“What do you want?” the Wicked Queen said as she climbed to her feet.
After a long and painful moment, Mirror released him and stalked back to the Wicked Queen. “I want you to use your considerable magical talents to make me real. I want—”
Suddenly, there was a tremendous rocking sensation. Everything was shaking—the ground, the air, even the colors of objects scattered around the room. Sabrina felt like she was inside a snow globe in the hands of a hyperactive child.
“What was that?” Mirror said.
“I told you this story is unstable,” the Queen said. “It can’t take any more revision. It’s all going to fall apart.”
“Then we better get crackin’,” Mirror said, pulling the Queen across the room.

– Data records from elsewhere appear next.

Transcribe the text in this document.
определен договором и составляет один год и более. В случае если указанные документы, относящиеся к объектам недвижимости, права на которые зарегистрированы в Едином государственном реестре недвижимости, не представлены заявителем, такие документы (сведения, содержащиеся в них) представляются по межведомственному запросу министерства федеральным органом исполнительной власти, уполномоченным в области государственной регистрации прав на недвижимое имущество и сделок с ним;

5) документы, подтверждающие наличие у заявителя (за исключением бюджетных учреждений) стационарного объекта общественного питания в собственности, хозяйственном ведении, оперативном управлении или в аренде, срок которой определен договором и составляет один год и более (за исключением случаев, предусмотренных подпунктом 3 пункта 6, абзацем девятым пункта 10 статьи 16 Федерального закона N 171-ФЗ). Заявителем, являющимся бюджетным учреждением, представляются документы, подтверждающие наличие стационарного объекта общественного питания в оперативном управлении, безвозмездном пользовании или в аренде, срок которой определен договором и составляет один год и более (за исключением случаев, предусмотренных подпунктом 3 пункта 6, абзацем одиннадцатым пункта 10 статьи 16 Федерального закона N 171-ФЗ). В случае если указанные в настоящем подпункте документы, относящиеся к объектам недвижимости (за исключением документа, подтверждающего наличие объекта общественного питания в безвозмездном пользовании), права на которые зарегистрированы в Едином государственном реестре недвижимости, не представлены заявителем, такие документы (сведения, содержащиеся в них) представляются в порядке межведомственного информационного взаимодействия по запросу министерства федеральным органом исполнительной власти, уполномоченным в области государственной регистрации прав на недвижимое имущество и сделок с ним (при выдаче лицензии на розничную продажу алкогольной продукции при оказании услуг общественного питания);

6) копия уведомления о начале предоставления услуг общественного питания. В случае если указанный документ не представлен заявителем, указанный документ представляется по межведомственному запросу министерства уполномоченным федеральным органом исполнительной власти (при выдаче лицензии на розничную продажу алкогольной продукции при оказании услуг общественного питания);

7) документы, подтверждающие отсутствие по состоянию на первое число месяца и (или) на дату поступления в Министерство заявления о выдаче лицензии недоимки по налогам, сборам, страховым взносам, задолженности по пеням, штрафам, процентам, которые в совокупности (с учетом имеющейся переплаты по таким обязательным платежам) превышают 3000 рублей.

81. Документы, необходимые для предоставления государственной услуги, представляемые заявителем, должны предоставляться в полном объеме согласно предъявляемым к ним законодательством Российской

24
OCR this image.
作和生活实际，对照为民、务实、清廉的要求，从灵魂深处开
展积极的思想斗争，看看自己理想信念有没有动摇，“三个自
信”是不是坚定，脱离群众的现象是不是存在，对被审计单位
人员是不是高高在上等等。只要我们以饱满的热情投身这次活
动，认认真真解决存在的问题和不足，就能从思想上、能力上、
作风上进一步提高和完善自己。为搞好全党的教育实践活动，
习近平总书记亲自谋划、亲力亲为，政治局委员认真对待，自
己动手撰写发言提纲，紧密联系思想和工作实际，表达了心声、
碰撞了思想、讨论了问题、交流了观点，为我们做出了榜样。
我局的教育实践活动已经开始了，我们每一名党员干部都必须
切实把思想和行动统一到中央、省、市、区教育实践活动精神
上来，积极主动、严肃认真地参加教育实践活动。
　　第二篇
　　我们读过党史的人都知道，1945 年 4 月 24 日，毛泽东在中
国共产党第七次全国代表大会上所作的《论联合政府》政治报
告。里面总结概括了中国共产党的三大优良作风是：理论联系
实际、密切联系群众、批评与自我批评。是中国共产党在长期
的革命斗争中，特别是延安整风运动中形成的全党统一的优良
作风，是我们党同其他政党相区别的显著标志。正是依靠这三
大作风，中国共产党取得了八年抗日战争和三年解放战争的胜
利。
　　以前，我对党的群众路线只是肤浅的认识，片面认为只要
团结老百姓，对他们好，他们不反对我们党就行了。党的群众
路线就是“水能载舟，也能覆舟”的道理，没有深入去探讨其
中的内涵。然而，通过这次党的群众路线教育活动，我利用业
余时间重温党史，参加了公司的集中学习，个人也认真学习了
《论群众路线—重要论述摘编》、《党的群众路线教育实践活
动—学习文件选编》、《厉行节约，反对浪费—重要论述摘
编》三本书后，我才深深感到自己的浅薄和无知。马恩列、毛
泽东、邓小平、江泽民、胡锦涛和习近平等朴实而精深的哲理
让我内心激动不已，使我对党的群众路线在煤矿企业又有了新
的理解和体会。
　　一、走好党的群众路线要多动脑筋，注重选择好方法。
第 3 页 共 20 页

“I can’t make you real,” the Queen stammered.
“Tsk tsk,” he said. “You are the Wicked Queen, or at least a version of her. You possess her magic and her knowledge. If the real Queen knew how to create me, then so do you. This task should be effortless.”
While they were arguing, Henry ran forward again. This time Mirror hit him with a blast of electricity and he flew across the room, crumpling to the ground against a stone wall. Veronica and Daphne rushed to his side.
“Bunny, we’re all waiting,” Mirror said.
The Wicked Queen looked around as if hoping a hero on a white horse might charge through the door and save her, but then her shoulders slumped in surrender. She crossed the room to where a dozen empty frames leaned against a table covered in a tarp. She removed the covering to reveal several jars filled with slithering blobs of black glop. Whatever it was, it seemed to be alive. “You don’t understand, Mirror. When I create a magical looking glass, I’m not creating a life. You are an enchantment, a spell—nothing more than a few rare ingredients and an ancient incantation. Once you appeared, I placed you into an empty vessel and then shaped you into whatever form I needed. I’ll show you.”
The Wicked Queen opened one of the jars and removed the black glob. It slithered around her arm like a snake but she wrangled it back into her palms. At once her hand turned a bright, hot red and the creature shimmied and twisted like melting glass.
She spoke a few unintelligible words and one of the empty picture frames began to brighten like a television screen. Once it was bright white, she introduced the blob onto its surface. It sank in like she had dropped it into a bathtub. Then she placed her hand over the reflection. She uttered a few more words in an ancient language and then removed her hand. A scarlet handprint remained on the surface.
Mirror smiled. “That red handprint was the first thing I saw when I was born. I’ve seen it in my dreams ever since. It’s quite a unique symbol—intimidating, powerful. Don’t you agree, Relda? You must have seen it popping up all over Ferryport Landing.”
Granny shook her head in disgust.
The red print faded and a face appeared in the frame. It was that of a burly man with short gray hair, a full beard, and a sweater. “Awaiting your instructions,” it said in a gruff, almost salty tone.
Mirror gestured to the jars. “If you can put that energy into something you can take it out, correct?” Mirror said. “You could take it out of my body?”
The Queen’s eyes grew wide. “I suppose I could, but I would need a vessel to place it into. I don’t see the point of just putting you back into a mirror.”
“Oh, no, I’ve done the mirror thing. Allow me to introduce my vessel,” Mirror said. He snatched the baby Grimm off the floor and held him in his arms. “I want you to put me into him. He will give me my freedom not only from the magical cage you trapped me in, but also from the town of Ferryport Landing. I will be both Everafter and human at the same time.”
“You want to possess him?” Mirror’s storybook double cried.
Mirror nodded. “He is still a child. Whatever soul he has cannot be strong, so he will not fight me. Can you do it?”
The Wicked Queen nodded. “Yes, but—”
“No!” Veronica cried. “If you want a body, you can take mine!”
Mirror shook his head. “No offense, Veronica, but I’d like to live a long, full life. I want the boy.”
Granny Relda growled. Sabrina had never seen her so angry. “None of this had to happen, Mirror. You could have come to me. I would have done everything in my power to set you free.”
“Relda, that is kind of you to say. But you would have failed. One day you would have died and I would have had to start all over with a new owner. Your family has shown me great kindness, but who knows where I might have landed? I could be in the hands of tyrants someday. No, the time is now. I can’t wait another day.” He turned back to the Wicked Queen. “All right, Mom. It’s time you finally gave me a birthday present.”